C-277/14 PPUH Stehcemp
Zie bijlage rechts voor de verwijzingsuitspraak Klik hier voor het volledige dossier van het Hof van Justitie
Termijnen: Motivering departement: 24 juli 2014 (Concept-) schriftelijke opmerkingen: 10 augustus 2014 Schriftelijke opmerkingen: 10 september 2014 Trefwoorden: btw; goede trouw
Onderwerp Zesde richtlijn (77/388/EEG) van de Raad van 17 mei 1977 betreffende de harmonisatie van de wetgevingen der lidstaten inzake omzetbelasting – Gemeenschappelijk stelsel van belasting over de toegevoegde waarde: uniforme grondslag (Pb L 145, blz. 1, zoals gewijzigd)
Verzoekster maakt volgens de belastinginspectie (verweerster) ten onrechte aanspraak op een bedrag aan voorbelasting uit de verkrijging van dieselbrandstof waarvoor de facturen zijn geleverd door een (op moment van facturering nog) niet-bestaand bedrijf (‘FINNET’).
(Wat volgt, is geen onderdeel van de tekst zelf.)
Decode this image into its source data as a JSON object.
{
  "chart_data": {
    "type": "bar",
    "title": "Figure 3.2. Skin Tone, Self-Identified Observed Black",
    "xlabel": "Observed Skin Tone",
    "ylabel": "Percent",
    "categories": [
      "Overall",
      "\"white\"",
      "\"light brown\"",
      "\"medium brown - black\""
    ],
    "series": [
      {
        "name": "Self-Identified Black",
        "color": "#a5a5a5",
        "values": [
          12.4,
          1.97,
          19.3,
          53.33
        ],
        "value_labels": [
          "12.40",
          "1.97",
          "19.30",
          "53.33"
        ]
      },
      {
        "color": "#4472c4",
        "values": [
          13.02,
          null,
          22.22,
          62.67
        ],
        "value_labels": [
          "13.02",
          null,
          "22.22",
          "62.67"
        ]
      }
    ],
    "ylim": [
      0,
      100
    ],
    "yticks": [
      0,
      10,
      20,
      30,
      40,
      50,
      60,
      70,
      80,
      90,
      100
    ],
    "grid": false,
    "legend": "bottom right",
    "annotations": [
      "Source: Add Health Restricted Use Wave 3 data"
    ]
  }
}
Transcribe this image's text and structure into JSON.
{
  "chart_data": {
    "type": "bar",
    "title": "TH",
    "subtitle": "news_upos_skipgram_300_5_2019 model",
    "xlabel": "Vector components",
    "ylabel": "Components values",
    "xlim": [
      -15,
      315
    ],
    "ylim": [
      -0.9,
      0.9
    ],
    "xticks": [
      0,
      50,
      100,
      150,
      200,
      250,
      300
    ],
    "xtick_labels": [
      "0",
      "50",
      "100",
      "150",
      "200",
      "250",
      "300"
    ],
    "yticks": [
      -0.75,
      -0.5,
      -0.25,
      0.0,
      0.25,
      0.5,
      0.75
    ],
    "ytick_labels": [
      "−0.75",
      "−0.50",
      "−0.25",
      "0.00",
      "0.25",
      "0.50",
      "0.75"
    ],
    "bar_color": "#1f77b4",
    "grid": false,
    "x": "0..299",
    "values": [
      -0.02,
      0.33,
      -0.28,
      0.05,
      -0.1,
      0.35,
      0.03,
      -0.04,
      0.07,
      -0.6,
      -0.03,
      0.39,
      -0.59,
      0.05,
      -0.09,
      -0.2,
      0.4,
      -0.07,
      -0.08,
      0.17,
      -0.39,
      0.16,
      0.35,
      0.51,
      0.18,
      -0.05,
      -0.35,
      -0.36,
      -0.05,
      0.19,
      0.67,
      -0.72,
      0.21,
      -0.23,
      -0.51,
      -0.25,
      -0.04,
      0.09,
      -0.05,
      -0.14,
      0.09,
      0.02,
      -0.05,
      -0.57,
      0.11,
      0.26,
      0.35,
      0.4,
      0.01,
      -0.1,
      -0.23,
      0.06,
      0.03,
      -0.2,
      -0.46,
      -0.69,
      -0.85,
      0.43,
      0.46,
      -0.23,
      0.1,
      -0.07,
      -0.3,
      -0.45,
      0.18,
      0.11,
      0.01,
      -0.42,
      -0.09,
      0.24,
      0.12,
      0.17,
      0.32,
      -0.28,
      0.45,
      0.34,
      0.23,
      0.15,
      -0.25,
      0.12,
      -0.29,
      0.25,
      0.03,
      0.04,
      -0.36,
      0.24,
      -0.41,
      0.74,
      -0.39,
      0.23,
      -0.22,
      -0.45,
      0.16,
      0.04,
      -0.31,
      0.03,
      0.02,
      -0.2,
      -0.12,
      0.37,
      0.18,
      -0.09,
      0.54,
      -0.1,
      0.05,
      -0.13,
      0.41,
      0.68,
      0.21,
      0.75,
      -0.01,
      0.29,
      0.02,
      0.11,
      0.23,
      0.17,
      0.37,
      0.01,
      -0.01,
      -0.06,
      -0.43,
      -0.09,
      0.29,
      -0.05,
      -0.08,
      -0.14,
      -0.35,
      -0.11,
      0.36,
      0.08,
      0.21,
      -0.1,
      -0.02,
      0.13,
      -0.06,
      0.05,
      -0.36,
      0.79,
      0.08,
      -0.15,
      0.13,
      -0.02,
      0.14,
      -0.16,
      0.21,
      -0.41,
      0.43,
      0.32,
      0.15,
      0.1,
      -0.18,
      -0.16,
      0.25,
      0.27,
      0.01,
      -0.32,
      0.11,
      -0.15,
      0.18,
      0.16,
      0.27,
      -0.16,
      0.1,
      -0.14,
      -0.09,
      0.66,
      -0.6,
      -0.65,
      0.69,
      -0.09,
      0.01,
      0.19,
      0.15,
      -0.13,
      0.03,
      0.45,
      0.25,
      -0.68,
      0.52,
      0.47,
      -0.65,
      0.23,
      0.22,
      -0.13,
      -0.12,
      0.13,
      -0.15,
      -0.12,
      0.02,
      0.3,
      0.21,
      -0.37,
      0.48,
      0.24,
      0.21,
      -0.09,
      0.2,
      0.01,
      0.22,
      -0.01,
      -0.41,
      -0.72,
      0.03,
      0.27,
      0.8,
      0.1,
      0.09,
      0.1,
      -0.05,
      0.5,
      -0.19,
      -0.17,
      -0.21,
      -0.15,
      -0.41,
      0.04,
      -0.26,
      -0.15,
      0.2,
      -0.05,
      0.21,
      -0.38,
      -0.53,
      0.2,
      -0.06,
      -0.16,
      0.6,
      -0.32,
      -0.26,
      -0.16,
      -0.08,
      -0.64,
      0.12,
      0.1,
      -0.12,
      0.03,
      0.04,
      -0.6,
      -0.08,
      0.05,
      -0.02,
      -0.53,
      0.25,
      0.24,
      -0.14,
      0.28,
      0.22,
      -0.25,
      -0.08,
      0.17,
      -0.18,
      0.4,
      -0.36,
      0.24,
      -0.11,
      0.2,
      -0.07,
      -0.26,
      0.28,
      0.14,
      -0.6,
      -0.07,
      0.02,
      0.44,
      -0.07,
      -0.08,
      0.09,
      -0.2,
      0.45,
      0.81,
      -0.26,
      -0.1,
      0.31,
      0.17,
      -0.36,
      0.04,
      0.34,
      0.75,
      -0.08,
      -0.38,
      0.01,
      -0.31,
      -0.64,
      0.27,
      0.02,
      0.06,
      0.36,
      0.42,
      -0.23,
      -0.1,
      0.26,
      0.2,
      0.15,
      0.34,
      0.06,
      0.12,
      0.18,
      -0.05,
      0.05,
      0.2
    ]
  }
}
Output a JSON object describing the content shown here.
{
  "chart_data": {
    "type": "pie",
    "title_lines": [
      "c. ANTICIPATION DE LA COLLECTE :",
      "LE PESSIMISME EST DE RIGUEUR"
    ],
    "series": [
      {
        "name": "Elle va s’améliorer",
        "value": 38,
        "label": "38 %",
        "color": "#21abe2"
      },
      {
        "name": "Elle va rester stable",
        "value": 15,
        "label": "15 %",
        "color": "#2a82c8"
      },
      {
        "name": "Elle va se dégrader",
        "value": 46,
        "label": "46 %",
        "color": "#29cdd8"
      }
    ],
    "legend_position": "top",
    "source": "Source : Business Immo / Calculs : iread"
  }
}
Verzoekster gaat in bezwaar omdat zij de diesel wel heeft aangekocht bij FINNET en heeft gebruikt in het kader van haar economische activiteit. Zij had van FINNET een inschrijvingsdocument (in het btw-register) gekregen. De Directeur belastingkamer bevestigt het negatieve oordeel van de belastingdienst: er is geen belastingschuld ontstaan dus kan er geen recht op aftrek van voorbelasting zijn. In beroep stelt verzoekster dat zij te goeder trouw heeft gehandeld, maar de rechter stelt dat verzoekster niet de vereiste zorgvuldigheid in acht heeft genomen. Verzoekster stelt cassatie in.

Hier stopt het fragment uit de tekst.